Ken Boudreau, ESPN production operations, 1979-present: We have no idea where they are. We did not retain a copy of them.

Grande: There wasn’t a system. We didn’t record everything. Back then, you weren’t thinking as much about history or about your legacy as you were getting on and surviving every night.

Steve Coffman, Bourbons manager: I wanted to buy a copy of the game because it meant that much to me. I called ESPN and I got transferred about six times, but I got somebody that told me they didn’t have the film.
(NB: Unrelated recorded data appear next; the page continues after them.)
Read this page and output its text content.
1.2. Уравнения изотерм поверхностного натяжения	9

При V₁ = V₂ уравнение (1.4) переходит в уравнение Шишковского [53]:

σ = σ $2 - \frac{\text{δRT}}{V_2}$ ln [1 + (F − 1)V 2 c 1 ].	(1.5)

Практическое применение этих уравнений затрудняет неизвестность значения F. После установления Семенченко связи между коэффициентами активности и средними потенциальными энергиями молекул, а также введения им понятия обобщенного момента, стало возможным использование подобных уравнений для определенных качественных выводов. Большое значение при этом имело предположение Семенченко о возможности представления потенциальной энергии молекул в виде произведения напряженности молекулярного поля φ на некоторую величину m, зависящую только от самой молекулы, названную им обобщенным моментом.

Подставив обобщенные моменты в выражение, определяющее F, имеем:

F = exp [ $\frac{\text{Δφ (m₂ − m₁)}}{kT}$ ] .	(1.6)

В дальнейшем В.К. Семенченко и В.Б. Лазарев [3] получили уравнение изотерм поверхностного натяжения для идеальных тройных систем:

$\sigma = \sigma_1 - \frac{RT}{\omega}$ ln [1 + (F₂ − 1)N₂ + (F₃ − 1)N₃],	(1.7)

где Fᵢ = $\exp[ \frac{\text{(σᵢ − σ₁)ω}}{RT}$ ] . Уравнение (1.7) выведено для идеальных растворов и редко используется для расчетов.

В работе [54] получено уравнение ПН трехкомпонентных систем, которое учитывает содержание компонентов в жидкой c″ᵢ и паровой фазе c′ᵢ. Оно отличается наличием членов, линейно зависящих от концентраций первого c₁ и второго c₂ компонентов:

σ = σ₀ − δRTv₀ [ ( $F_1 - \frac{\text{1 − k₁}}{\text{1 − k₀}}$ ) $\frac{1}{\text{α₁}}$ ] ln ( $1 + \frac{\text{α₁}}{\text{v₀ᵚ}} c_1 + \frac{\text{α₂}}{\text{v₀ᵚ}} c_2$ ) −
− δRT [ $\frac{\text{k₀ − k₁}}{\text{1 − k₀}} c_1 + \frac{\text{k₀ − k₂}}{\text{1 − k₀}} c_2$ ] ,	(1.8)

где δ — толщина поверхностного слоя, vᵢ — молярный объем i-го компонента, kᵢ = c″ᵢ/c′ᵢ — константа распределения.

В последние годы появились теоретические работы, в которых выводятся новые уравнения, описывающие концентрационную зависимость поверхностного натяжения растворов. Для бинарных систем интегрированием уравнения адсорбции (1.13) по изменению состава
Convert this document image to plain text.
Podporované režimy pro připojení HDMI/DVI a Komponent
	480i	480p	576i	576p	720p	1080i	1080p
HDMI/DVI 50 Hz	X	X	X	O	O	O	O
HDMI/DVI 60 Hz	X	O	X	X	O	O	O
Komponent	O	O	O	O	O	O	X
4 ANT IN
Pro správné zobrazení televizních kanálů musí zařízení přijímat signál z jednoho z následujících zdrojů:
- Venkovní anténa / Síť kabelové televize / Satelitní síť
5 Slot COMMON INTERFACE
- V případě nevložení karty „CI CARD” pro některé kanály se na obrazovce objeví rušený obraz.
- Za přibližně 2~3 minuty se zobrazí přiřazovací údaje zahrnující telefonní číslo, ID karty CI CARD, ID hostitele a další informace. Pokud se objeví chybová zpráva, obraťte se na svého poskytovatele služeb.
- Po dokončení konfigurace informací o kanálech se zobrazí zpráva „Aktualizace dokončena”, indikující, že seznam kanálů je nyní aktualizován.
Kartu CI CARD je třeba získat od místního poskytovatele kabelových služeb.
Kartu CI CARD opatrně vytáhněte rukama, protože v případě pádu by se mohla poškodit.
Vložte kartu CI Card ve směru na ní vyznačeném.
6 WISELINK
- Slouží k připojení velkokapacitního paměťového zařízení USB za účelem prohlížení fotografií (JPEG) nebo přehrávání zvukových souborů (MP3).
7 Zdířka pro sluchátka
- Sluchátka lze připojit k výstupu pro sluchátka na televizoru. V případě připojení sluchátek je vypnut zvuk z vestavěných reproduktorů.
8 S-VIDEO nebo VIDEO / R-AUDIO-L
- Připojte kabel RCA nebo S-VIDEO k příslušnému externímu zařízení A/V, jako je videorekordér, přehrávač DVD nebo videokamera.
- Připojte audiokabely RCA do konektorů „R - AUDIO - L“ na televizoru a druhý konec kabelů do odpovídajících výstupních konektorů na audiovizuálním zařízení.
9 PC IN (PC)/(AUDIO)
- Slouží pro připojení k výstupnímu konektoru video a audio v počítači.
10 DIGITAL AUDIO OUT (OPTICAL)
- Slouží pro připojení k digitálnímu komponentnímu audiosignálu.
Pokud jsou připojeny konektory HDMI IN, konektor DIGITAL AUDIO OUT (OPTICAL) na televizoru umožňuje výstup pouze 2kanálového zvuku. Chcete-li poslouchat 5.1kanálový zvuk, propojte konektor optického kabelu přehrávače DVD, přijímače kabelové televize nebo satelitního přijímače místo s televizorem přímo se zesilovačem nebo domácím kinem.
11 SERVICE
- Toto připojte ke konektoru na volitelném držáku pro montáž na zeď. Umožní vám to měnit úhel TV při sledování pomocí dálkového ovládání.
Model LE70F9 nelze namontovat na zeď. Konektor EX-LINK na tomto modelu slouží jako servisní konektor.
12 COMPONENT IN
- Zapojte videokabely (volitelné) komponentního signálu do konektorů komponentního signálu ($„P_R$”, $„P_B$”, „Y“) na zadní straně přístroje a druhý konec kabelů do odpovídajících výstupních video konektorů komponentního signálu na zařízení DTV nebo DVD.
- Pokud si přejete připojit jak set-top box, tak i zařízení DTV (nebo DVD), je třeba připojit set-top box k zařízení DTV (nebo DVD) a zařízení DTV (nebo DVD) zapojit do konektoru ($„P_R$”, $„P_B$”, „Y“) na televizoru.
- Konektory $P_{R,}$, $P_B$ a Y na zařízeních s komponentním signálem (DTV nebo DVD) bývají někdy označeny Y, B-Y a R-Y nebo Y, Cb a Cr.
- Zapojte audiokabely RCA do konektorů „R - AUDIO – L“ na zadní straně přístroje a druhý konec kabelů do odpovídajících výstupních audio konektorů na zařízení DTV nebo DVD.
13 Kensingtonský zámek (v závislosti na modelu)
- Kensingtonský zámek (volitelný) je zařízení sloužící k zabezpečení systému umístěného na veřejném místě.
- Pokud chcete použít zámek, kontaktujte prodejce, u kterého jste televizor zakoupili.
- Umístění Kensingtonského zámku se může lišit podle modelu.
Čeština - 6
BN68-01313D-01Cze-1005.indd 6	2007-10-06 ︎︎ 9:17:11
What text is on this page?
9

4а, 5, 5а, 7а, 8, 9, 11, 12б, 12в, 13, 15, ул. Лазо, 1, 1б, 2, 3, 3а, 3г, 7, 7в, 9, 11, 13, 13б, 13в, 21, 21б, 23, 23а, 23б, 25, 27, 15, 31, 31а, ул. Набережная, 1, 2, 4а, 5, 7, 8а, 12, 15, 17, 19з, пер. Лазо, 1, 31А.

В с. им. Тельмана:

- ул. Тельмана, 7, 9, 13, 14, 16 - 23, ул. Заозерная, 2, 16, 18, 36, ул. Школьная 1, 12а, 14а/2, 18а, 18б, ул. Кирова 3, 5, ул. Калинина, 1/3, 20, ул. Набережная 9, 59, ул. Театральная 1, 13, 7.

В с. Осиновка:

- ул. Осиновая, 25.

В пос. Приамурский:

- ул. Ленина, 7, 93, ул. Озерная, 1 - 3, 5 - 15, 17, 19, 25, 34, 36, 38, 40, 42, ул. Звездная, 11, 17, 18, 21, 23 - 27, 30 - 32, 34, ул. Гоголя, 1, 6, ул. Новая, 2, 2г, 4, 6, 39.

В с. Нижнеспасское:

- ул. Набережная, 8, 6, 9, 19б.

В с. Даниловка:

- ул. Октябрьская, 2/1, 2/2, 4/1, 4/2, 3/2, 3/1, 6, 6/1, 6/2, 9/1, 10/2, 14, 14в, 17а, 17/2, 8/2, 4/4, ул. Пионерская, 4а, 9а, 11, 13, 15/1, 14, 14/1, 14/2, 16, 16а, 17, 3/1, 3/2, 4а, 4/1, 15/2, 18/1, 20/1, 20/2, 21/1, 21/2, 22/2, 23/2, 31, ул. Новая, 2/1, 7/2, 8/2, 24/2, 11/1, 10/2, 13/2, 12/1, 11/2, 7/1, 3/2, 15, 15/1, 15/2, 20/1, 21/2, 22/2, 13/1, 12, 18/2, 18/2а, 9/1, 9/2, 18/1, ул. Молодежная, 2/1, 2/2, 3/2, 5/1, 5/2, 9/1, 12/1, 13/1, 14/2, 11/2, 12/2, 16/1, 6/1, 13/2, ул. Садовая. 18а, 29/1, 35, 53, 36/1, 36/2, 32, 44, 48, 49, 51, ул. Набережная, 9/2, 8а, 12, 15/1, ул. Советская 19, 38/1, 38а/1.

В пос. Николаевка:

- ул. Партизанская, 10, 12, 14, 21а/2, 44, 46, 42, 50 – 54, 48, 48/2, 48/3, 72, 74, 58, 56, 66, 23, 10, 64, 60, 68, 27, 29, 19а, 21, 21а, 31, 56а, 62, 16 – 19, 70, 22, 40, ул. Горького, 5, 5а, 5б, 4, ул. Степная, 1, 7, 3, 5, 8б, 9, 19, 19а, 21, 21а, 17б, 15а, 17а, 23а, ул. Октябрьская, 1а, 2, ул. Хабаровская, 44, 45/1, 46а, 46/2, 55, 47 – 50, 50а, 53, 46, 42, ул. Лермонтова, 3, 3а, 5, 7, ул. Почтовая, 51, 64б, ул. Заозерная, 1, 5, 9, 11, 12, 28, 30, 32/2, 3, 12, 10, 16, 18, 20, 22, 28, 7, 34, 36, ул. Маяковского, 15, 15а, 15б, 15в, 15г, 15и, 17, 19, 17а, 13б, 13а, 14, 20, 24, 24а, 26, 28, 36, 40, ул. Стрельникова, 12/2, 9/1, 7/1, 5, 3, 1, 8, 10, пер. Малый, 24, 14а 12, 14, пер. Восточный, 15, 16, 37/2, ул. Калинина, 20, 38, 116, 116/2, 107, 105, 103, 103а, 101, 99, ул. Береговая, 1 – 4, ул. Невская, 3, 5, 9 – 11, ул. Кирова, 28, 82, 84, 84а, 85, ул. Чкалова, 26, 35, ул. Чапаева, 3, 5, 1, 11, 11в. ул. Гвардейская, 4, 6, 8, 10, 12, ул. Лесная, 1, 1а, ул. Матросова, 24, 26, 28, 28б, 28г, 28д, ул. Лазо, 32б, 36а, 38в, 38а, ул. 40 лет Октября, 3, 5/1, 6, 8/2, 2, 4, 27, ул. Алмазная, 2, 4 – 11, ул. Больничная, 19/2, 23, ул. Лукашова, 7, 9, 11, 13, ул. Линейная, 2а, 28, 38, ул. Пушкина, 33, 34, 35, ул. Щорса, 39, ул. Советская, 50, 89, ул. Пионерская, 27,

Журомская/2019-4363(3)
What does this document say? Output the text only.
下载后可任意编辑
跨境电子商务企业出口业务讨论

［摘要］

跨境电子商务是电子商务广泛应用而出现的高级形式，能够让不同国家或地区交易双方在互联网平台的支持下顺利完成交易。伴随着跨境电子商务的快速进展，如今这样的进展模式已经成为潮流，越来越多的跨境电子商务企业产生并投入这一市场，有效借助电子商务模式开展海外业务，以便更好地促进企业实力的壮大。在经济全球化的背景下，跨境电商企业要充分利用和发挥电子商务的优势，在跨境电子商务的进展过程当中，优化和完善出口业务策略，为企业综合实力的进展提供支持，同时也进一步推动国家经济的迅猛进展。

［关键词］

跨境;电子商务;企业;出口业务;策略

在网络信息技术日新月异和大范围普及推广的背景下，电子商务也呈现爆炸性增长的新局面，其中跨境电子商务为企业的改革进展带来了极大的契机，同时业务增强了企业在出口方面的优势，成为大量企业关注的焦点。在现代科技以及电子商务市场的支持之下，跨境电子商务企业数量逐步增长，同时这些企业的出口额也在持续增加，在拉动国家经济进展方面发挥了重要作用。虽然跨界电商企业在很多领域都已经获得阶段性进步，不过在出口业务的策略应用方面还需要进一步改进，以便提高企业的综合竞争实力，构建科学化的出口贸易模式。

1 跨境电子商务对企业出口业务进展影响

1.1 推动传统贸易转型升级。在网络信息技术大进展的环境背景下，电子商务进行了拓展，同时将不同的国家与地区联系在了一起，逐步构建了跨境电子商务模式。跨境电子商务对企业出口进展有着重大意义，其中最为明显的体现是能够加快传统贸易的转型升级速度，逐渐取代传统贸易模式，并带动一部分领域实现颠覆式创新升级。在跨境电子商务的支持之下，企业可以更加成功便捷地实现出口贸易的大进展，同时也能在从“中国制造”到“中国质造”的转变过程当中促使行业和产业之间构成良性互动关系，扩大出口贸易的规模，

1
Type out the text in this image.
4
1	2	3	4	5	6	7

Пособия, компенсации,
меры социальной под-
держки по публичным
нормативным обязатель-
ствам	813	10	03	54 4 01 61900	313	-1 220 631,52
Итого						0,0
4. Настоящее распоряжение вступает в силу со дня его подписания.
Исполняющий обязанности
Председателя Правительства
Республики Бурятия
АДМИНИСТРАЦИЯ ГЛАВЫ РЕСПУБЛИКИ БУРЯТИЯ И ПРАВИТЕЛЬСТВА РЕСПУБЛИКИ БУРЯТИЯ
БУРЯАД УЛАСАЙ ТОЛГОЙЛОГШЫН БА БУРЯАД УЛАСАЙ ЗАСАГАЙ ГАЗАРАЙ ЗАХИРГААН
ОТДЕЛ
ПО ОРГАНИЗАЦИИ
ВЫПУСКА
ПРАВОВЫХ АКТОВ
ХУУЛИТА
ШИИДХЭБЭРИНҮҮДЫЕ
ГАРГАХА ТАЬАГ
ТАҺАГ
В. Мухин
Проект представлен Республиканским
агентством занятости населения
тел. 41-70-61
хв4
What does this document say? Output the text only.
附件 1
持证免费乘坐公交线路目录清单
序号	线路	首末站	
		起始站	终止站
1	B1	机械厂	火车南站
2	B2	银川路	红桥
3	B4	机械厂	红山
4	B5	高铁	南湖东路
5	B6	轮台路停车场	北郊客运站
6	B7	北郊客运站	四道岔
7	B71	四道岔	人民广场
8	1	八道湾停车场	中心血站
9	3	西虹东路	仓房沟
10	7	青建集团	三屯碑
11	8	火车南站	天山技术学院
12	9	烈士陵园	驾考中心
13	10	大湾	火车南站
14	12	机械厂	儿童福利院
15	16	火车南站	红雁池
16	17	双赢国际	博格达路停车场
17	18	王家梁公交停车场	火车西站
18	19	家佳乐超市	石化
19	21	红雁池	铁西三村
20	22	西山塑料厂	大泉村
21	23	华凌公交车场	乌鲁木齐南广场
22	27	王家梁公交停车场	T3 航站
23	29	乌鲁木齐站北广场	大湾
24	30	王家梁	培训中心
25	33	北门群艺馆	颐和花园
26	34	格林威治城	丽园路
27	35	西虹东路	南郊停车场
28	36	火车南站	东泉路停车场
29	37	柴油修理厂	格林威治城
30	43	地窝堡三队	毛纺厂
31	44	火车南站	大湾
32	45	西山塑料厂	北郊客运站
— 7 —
I thought, “Surely he’s just trying to get rid of me.” But as it turns out, that was the fact.

Pagano: It doesn’t surprise me, to be honest with you, because that tape probably would have been recorded on 2-inch reel-to-reel, and those things are heavy bastards to begin with anyway. Ninety minutes was about a 50-pound tape.

Boudreau: To be able to find it and get a good clean copy of it, a high-quality copy, it would be great to have it and put it back on the shelf and protect it.

But all is not lost! During the course of reporting this story, E:60 producers got a lead. After nearly four decades of befuddled television and media historians searching the far reaches of the globe, the tapes from the original broadcast of ESPN’s first live event were found in a closet in Glendale, Wisconsin, underneath a bag of Christmas ornaments.

Korinek, Schlitz owner: They’ve been in a closet downstairs, piled underneath a few of the scrapbooks. I called up ESPN and I told them that I wanted the tapes. This was probably a month after the [softball] World Series [in 1979]. They charged me $750. I didn’t realize that these were the original tapes.

Graser, Schlitz: I could not believe it when you told me that our owner had the tapes. I’m amazed. I’m disappointed he never told us.

John Korinek and ESPN reached an agreement this week, and the original tapes are on their way back to Bristol, Connecticut, to complete the recorded history of the company’s first night on the air.

Boudreau: There’s only one first. Having that back in our possession, it’s a big deal.

Mandel, Schlitz announcer: It means more now than it did at the time. Looking back, it doesn’t seem possible that we are a small part of sports history.

Graser, Schlitz: There’s a little difference in our hair, and our bellies are a little bit bigger. But the stories haven’t changed; they’ve gotten better. They may not be as true as they should be, but that’s life.